His Gypsy neighborhood inspired his stage name. It was full of children called Paco (short for Francisco), he said, so he was referred to as “the Paco of Lucía,” his mother’s name.

 

In the early 1980s he extended his longstanding collaboration with his brothers, Ramón and Pepe de Lucía, a singer, by forming a sextet with Jorge Pardo, Carles Benavent and Rubem Dantas, a Brazilian percussionist.

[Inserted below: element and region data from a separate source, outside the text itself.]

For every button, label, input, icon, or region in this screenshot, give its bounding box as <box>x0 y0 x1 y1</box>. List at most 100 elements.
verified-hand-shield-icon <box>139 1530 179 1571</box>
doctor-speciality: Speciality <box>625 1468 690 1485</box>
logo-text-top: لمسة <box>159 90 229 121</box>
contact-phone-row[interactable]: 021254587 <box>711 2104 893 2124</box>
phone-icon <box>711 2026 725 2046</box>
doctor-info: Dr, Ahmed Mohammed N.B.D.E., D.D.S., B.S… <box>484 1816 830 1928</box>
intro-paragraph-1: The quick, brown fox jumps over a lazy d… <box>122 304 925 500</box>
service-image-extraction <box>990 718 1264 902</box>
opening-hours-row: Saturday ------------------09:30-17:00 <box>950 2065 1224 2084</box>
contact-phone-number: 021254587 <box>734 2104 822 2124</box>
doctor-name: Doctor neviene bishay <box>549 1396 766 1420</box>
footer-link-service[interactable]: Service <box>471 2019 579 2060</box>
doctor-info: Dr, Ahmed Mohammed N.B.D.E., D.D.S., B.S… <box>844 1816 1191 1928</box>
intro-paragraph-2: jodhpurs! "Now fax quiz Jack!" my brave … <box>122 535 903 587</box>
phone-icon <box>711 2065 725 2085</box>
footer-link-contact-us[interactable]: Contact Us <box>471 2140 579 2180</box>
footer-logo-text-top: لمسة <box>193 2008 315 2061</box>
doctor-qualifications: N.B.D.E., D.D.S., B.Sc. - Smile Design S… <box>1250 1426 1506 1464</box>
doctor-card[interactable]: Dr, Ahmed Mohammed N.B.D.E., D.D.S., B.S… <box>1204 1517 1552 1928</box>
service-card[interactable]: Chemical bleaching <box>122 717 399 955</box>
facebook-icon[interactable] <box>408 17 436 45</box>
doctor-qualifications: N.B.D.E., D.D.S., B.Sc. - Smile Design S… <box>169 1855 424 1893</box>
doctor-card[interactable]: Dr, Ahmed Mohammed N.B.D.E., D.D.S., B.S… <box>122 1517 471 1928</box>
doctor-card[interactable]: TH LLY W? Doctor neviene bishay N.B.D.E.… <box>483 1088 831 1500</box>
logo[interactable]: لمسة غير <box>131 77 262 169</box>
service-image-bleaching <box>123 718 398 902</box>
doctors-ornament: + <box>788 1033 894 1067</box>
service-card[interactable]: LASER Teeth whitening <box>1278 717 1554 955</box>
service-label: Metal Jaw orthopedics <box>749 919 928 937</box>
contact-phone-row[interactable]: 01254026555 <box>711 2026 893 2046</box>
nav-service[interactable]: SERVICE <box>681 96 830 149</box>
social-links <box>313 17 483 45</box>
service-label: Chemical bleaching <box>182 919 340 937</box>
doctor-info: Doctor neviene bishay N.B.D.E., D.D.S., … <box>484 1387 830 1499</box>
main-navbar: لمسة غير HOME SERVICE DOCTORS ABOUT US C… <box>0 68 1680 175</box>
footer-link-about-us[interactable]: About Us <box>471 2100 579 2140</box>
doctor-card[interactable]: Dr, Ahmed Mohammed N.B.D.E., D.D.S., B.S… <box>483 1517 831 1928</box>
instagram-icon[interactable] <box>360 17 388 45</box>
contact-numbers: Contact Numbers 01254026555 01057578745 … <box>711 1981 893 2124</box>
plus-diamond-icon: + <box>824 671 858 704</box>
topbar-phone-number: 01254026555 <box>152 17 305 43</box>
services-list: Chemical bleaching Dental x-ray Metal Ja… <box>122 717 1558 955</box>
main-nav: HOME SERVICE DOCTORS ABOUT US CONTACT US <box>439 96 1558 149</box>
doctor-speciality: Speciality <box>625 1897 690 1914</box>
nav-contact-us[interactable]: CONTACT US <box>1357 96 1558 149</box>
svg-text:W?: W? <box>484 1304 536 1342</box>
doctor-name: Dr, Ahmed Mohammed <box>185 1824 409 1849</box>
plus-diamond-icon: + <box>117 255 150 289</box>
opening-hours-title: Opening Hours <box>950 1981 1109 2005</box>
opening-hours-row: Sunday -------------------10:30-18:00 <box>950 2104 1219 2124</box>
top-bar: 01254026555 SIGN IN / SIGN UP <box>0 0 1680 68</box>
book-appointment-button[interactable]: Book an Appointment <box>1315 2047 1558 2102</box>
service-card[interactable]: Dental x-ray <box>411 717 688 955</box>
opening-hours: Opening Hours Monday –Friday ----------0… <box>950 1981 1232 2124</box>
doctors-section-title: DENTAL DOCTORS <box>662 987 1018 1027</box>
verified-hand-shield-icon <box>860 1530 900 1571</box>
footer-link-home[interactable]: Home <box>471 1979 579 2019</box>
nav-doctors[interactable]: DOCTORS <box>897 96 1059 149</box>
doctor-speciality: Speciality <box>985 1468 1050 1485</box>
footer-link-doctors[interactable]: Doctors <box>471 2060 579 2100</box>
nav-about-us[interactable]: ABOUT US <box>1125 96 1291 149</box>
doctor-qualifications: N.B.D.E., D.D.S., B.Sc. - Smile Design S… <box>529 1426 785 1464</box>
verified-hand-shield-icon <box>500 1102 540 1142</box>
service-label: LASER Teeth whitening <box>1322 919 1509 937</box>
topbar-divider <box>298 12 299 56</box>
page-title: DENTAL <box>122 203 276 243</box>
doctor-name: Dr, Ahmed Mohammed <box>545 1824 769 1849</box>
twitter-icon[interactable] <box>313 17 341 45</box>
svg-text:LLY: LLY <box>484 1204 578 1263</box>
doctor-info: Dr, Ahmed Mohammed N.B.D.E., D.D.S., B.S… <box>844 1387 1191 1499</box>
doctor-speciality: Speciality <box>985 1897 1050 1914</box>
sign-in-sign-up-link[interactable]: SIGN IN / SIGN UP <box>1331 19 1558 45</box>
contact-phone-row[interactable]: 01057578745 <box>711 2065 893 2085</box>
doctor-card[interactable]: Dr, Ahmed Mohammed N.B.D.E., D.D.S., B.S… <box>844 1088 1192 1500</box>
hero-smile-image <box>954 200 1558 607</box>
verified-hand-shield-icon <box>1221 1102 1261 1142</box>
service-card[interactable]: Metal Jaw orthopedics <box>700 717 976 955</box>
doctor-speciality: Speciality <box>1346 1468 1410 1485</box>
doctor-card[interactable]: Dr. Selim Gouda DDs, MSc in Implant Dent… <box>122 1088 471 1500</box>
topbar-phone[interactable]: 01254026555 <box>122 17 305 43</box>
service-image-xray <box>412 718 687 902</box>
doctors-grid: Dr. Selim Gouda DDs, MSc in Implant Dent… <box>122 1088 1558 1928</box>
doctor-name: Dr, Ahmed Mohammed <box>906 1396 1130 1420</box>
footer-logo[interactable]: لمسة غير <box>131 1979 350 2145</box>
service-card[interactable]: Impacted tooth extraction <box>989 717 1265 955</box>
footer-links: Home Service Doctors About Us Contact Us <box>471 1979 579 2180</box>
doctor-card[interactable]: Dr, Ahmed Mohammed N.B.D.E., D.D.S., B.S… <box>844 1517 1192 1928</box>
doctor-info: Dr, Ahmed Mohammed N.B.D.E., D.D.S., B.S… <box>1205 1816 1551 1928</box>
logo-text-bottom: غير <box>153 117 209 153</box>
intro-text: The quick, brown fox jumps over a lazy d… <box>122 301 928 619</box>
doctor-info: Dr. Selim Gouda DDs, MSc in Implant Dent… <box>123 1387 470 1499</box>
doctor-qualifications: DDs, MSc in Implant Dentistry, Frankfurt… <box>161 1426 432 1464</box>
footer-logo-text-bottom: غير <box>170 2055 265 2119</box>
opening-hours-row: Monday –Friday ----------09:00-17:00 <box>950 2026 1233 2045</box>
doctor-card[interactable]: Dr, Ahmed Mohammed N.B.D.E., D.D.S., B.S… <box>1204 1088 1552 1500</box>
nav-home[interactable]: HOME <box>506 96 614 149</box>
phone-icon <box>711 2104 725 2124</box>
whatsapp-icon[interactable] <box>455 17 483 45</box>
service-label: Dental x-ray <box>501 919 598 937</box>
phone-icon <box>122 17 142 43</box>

To modernize flamenco, the group introduced a new percussion instrument, the Peruvian cajón, a six-sided wooden box that they discovered while touring Latin America and that has since become a staple of flamenco music.

 

With Spain’s return to democracy, Mr. de Lucía increasingly spent time outside the country in the 1980s, often teaming up with leading jazz players, particularly the guitarists John McLaughlin and Al DiMeola. They toured worldwide, and their recordings included “Friday Night in San Francisco,” which sold more than a million copies.

 

In 1989 Mr. de Lucía performed at Carnegie Hall, where “his set of flamenco tunes and Andalusian melodies had the emotionally riveting quality of brilliant, impassioned conversation,” Stephen Holden wrote in his review in The Times.

 

In 2012, a double album of live concerts earned Mr. de Lucía his second Latin Grammy Award for best flamenco recording. His first came in 2004 for “Cositas Buenas” (Good Little Things), which features another major flamenco guitarist, Tomatito.

 

Mr. de Lucía received some of Spain’s most prestigious awards, including the Gold Medal of Merit in the Fine Arts in 1992 and the Prince of Asturias Award for the Arts in 2004.

 

Information about his survivors was not immediately available. A statement by his family, published in Spanish newspapers, said, “Paco lived as he wished and died playing with his children beside the sea.”

 

His death brought forth tributes in Spain and elsewhere. José Ignacio Wert, Spain’s  culture minister, called Mr. de Lucía “a unique and unrepeatable figure.” The pianist Chick Corea said in a statement, “Paco inspired me in the construction of my own musical world as much as Miles Davis and John Coltrane, or Bartok and Mozart.” And José Mercé, a flamenco singer, said that nobody would reach Mr. de Lucía’s level in the next 200 years.